Because the data is a nested JSON file, I have used the following function code to flatten the data.

from pyspark.sql.types import *
from pyspark.sql.functions import *
 
def flatten(df):
   # compute Complex Fields (Lists and Structs) in Schema   
   complex_fields = dict([(field.name, field.dataType)
                             for field in df.schema.fields
                             if type(field.dataType) == ArrayType or  type(field.dataType) == StructType])
   while len(complex_fields)!=0:
      col_name=list(complex_fields.keys())[0]
      print ("Processing :"+col_name+" Type : "+str(type(complex_fields[col_name])))
    
      # if StructType then convert all sub element to columns.
      # i.e. flatten structs
      if (type(complex_fields[col_name]) == StructType):
         expanded = [col(col_name+'.'+k).alias(col_name+'_'+k) for k in [ n.name for n in  complex_fields[col_name]]]
         df=df.select("*", *expanded).drop(col_name)
    
      # if ArrayType then add the Array Elements as Rows using the explode function
      # i.e. explode Arrays
      elif (type(complex_fields[col_name]) == ArrayType):    
         df=df.withColumn(col_name,explode_outer(col_name))
    
      # recompute remaining Complex Fields in Schema       
      complex_fields = dict([(field.name, field.dataType)
                             for field in df.schema.fields
                             if type(field.dataType) == ArrayType or  type(field.dataType) == StructType])
   return df

Calling the flatten function

df_flatten = flatten(df)

This gives the output as follows

Processing :reporting_structure Type : <class 'pyspark.sql.types.ArrayType'>
Processing :reporting_structure Type : <class 'pyspark.sql.types.StructType'>
Processing :reporting_structure_allowed_amount_files Type : <class 'pyspark.sql.types.StructType'>
Processing :reporting_structure_in_network_files Type : <class 'pyspark.sql.types.ArrayType'>
Processing :reporting_structure_in_network_files Type : <class 'pyspark.sql.types.StructType'>
Processing :reporting_structure_reporting_plans Type : <class 'pyspark.sql.types.ArrayType'>
Processing :reporting_structure_reporting_plans Type : <class 'pyspark.sql.types.StructType'>

I then tried to display the flattened dataframe df_flatten

df_flatten.display()

This gives the following error after ~50 minutes of execution

FileReadException: Error while reading file mnt/monut/mnt/mount/Anthem/2022-10-11/IndexFile/2022-10-01_anthem_index.json.gz
Caused by: OutOfMemoryError: GC overhead limit exceeded

If I try to write the data to a ADLS Gen 2 location as delta the spark job runs and after some ~60 minutes it gets failed.
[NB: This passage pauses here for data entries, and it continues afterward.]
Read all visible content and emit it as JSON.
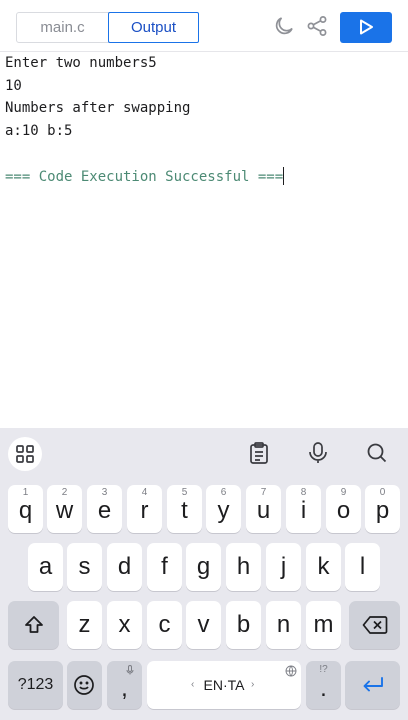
{
  "header": {
    "tabs": [
      {
        "label": "main.c",
        "active": false
      },
      {
        "label": "Output",
        "active": true
      }
    ],
    "icons": [
      "moon-icon",
      "share-icon",
      "play-icon"
    ],
    "accent_color": "#1a73e8"
  },
  "console": {
    "lines": [
      "Enter two numbers5",
      "10",
      "Numbers after swapping",
      "a:10 b:5"
    ],
    "success_message": "=== Code Execution Successful ===",
    "success_color": "#4c8a74"
  },
  "keyboard": {
    "toolbar_icons": [
      "grid-icon",
      "clipboard-icon",
      "microphone-icon",
      "search-icon"
    ],
    "row1": [
      {
        "key": "q",
        "hint": "1"
      },
      {
        "key": "w",
        "hint": "2"
      },
      {
        "key": "e",
        "hint": "3"
      },
      {
        "key": "r",
        "hint": "4"
      },
      {
        "key": "t",
        "hint": "5"
      },
      {
        "key": "y",
        "hint": "6"
      },
      {
        "key": "u",
        "hint": "7"
      },
      {
        "key": "i",
        "hint": "8"
      },
      {
        "key": "o",
        "hint": "9"
      },
      {
        "key": "p",
        "hint": "0"
      }
    ],
    "row2": [
      "a",
      "s",
      "d",
      "f",
      "g",
      "h",
      "j",
      "k",
      "l"
    ],
    "row3": [
      "z",
      "x",
      "c",
      "v",
      "b",
      "n",
      "m"
    ],
    "row4": {
      "symbols": "?123",
      "comma": ",",
      "space": "EN·TA",
      "space_left_arrow": "‹",
      "space_right_arrow": "›",
      "period": ".",
      "period_hint": "!?"
    }
  }
}
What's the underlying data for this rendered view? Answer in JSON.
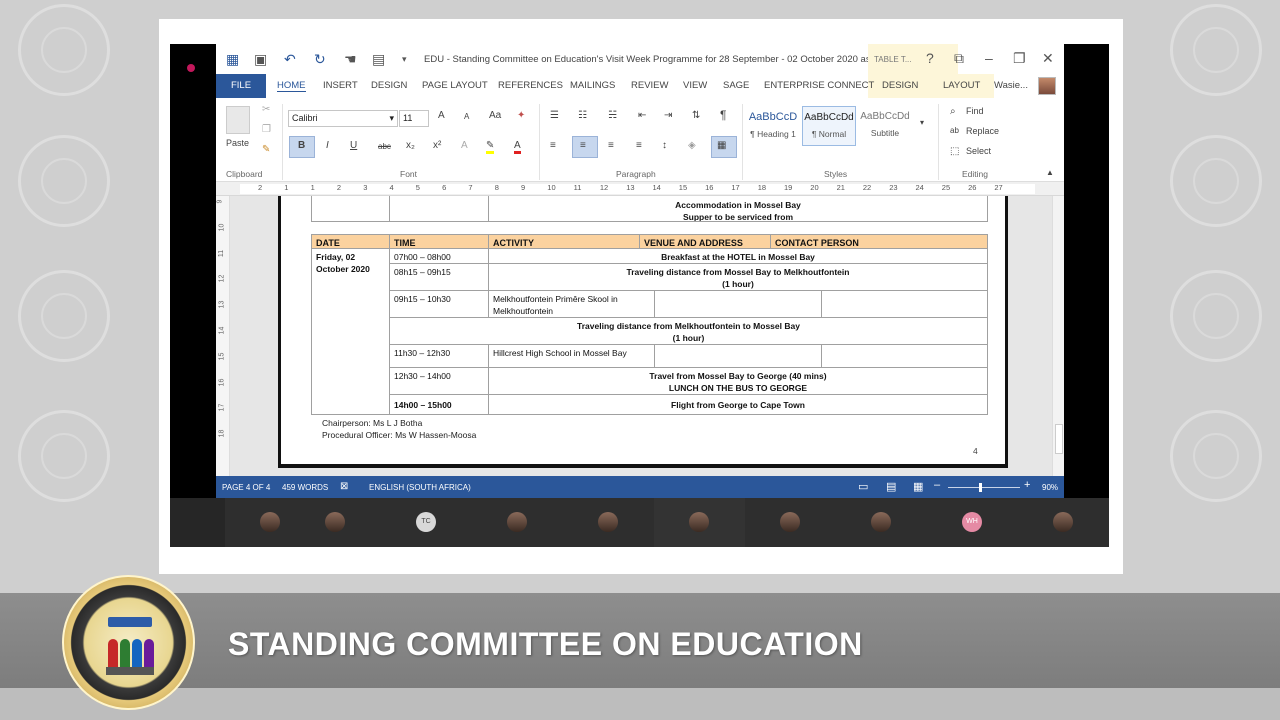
{
  "app": {
    "window_title": "EDU - Standing Committee on Education's Visit Week Programme for 28 September - 02 October 2020 as...",
    "table_tools_label": "TABLE T...",
    "help": "?",
    "user_name": "Wasie..."
  },
  "tabs": [
    "FILE",
    "HOME",
    "INSERT",
    "DESIGN",
    "PAGE LAYOUT",
    "REFERENCES",
    "MAILINGS",
    "REVIEW",
    "VIEW",
    "SAGE",
    "ENTERPRISE CONNECT",
    "DESIGN",
    "LAYOUT"
  ],
  "ribbon": {
    "paste_label": "Paste",
    "clipboard_label": "Clipboard",
    "font_name": "Calibri",
    "font_size": "11",
    "font_label": "Font",
    "paragraph_label": "Paragraph",
    "styles_label": "Styles",
    "editing_label": "Editing",
    "styles": [
      {
        "preview": "AaBbCcD",
        "name": "¶ Heading 1"
      },
      {
        "preview": "AaBbCcDd",
        "name": "¶ Normal"
      },
      {
        "preview": "AaBbCcDd",
        "name": "Subtitle"
      }
    ],
    "find": "Find",
    "replace": "Replace",
    "select": "Select",
    "bold": "B",
    "italic": "I",
    "underline": "U",
    "strike": "abc",
    "subscript": "x₂",
    "superscript": "x²",
    "grow_font": "A",
    "change_case": "Aa",
    "font_color": "A",
    "pilcrow": "¶"
  },
  "ruler": [
    "2",
    "1",
    "1",
    "2",
    "3",
    "4",
    "5",
    "6",
    "7",
    "8",
    "9",
    "10",
    "11",
    "12",
    "13",
    "14",
    "15",
    "16",
    "17",
    "18",
    "19",
    "20",
    "21",
    "22",
    "23",
    "24",
    "25",
    "26",
    "27"
  ],
  "vruler": [
    "9",
    "10",
    "11",
    "12",
    "13",
    "14",
    "15",
    "16",
    "17",
    "18"
  ],
  "document": {
    "top_text_1": "Accommodation in Mossel Bay",
    "top_text_2": "Supper to be serviced from",
    "headers": [
      "DATE",
      "TIME",
      "ACTIVITY",
      "VENUE AND ADDRESS",
      "CONTACT PERSON"
    ],
    "date": "Friday, 02 October 2020",
    "rows": [
      {
        "time": "07h00 – 08h00",
        "activity": "Breakfast at the HOTEL in Mossel Bay"
      },
      {
        "time": "08h15 – 09h15",
        "activity": "Traveling distance from Mossel Bay to Melkhoutfontein",
        "activity2": "(1 hour)"
      },
      {
        "time": "09h15 – 10h30",
        "activity": "Melkhoutfontein Primêre Skool in Melkhoutfontein"
      },
      {
        "activity": "Traveling distance from Melkhoutfontein  to Mossel Bay",
        "activity2": "(1 hour)"
      },
      {
        "time": "11h30 – 12h30",
        "activity": "Hillcrest High School in Mossel Bay"
      },
      {
        "time": "12h30 – 14h00",
        "activity": "Travel from Mossel Bay to George (40 mins)",
        "activity2": "LUNCH ON THE BUS TO GEORGE"
      },
      {
        "time": "14h00 – 15h00",
        "activity": "Flight from George to Cape Town"
      }
    ],
    "chairperson": "Chairperson: Ms L J Botha",
    "procedural_officer": "Procedural Officer: Ms W Hassen-Moosa",
    "page_number": "4"
  },
  "status": {
    "page": "PAGE 4 OF 4",
    "words": "459 WORDS",
    "language": "ENGLISH (SOUTH AFRICA)",
    "zoom": "90%"
  },
  "participants": [
    {
      "initials": ""
    },
    {
      "initials": ""
    },
    {
      "initials": "TC"
    },
    {
      "initials": ""
    },
    {
      "initials": ""
    },
    {
      "initials": ""
    },
    {
      "initials": ""
    },
    {
      "initials": ""
    },
    {
      "initials": "WH"
    },
    {
      "initials": ""
    }
  ],
  "banner": {
    "title": "STANDING COMMITTEE ON EDUCATION"
  },
  "colors": {
    "word_blue": "#2b579a",
    "header_orange": "#fbd29f",
    "banner_gray": "#8e8e8e"
  }
}
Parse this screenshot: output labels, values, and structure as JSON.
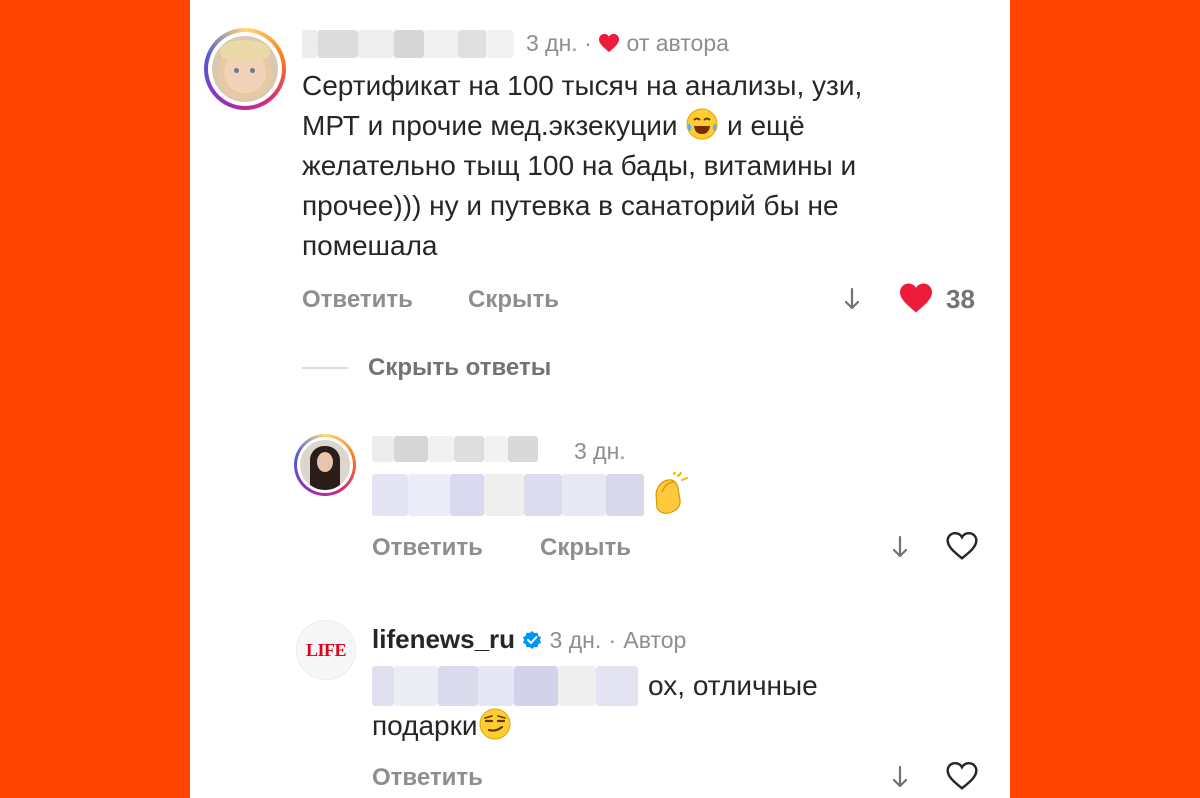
{
  "comment1": {
    "time": "3 дн.",
    "dot": "·",
    "liked_by_author": "от автора",
    "lines": [
      "Сертификат на 100 тысяч на анализы, узи,",
      "МРТ и прочие мед.экзекуции",
      "и ещё",
      "желательно тыщ 100 на бады, витамины и",
      "прочее))) ну и путевка в санаторий бы не",
      "помешала"
    ],
    "reply_label": "Ответить",
    "hide_label": "Скрыть",
    "likes": "38",
    "emoji_icon": "laughing-crying-emoji-icon"
  },
  "toggle": {
    "hide_replies_label": "Скрыть ответы"
  },
  "reply1": {
    "time": "3 дн.",
    "reply_label": "Ответить",
    "hide_label": "Скрыть",
    "emoji_icon": "clapping-hands-emoji-icon"
  },
  "reply2": {
    "username": "lifenews_ru",
    "time": "3 дн.",
    "dot": "·",
    "author_label": "Автор",
    "text_line1": "ох, отличные",
    "text_line2": "подарки",
    "avatar_text": "LIFE",
    "reply_label": "Ответить",
    "emoji_icon": "smirking-face-emoji-icon"
  },
  "colors": {
    "background": "#ff4400",
    "like_red": "#ed1c3a",
    "verified_blue": "#0095f6",
    "muted_text": "#8e8e8e",
    "life_red": "#e3001b"
  }
}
df.write.mode('overwrite').format('delta').save('mnt/monut/mnt/mount/Anthem/2022-10-11/processed/')

AndriusVitkausk · ‎12-07-2022

Do you have access to the data at source? See if you can pull the data down into storage in pieces instead of it being such a huge single file.
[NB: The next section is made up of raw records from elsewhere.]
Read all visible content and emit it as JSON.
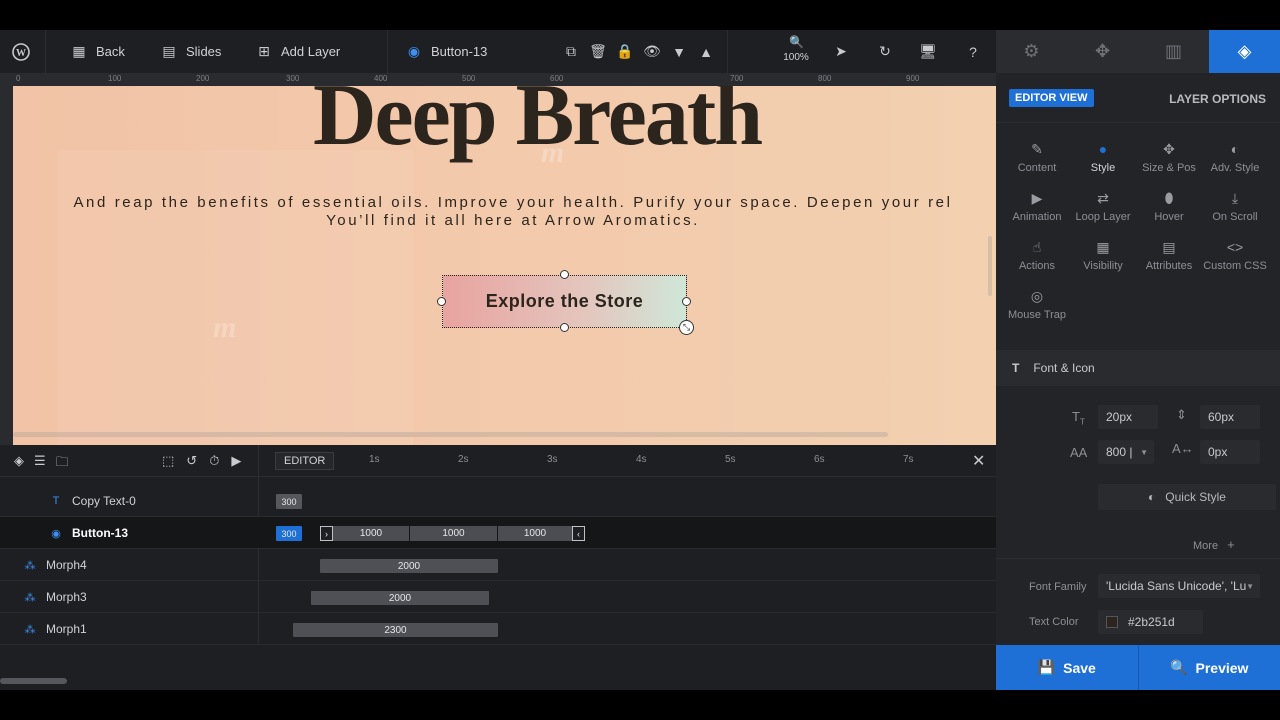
{
  "toolbar": {
    "back_label": "Back",
    "slides_label": "Slides",
    "add_layer_label": "Add Layer",
    "current_layer": "Button-13",
    "zoom": "100%"
  },
  "ruler": {
    "labels": [
      "0",
      "100",
      "200",
      "300",
      "400",
      "500",
      "600",
      "700",
      "800",
      "900"
    ]
  },
  "canvas": {
    "title": "Deep Breath",
    "subtitle_line1": "And reap the benefits of essential oils. Improve your health. Purify your space. Deepen your rel",
    "subtitle_line2": "You’ll find it all here at Arrow Aromatics.",
    "button_text": "Explore the Store",
    "watermark": "m"
  },
  "timeline": {
    "editor_tag": "EDITOR",
    "times": [
      "1s",
      "2s",
      "3s",
      "4s",
      "5s",
      "6s",
      "7s"
    ],
    "rows": [
      {
        "name": "Copy Text-0",
        "start": "300"
      },
      {
        "name": "Button-13",
        "start": "300",
        "seg1": "1000",
        "seg2": "1000",
        "seg3": "1000"
      },
      {
        "name": "Morph4",
        "duration": "2000"
      },
      {
        "name": "Morph3",
        "duration": "2000"
      },
      {
        "name": "Morph1",
        "duration": "2300"
      }
    ]
  },
  "side": {
    "editor_view": "EDITOR VIEW",
    "layer_options": "LAYER OPTIONS",
    "options": [
      "Content",
      "Style",
      "Size & Pos",
      "Adv. Style",
      "Animation",
      "Loop Layer",
      "Hover",
      "On Scroll",
      "Actions",
      "Visibility",
      "Attributes",
      "Custom CSS",
      "Mouse Trap"
    ],
    "section_title": "Font & Icon",
    "font_size": "20px",
    "line_height": "60px",
    "font_weight": "800 |",
    "letter_spacing": "0px",
    "quick_style": "Quick Style",
    "more": "More",
    "font_family_label": "Font Family",
    "font_family_value": "'Lucida Sans Unicode', 'Lu",
    "text_color_label": "Text Color",
    "text_color_value": "#2b251d"
  },
  "actions": {
    "save": "Save",
    "preview": "Preview"
  },
  "colors": {
    "accent": "#1e6fd6",
    "text_dark": "#2b251d"
  }
}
If you have a single JSON file, everything will be allocated to a single core and the decompression is just going to nuke your executor memory - hence the garbage collector not being able to free up space and dying eventually. It won't really matter how big the cluster is either with such a file. Will need to chop that file up into chunks before feeding to spark so the entire cluster can take a small chunk of it and process in parallel.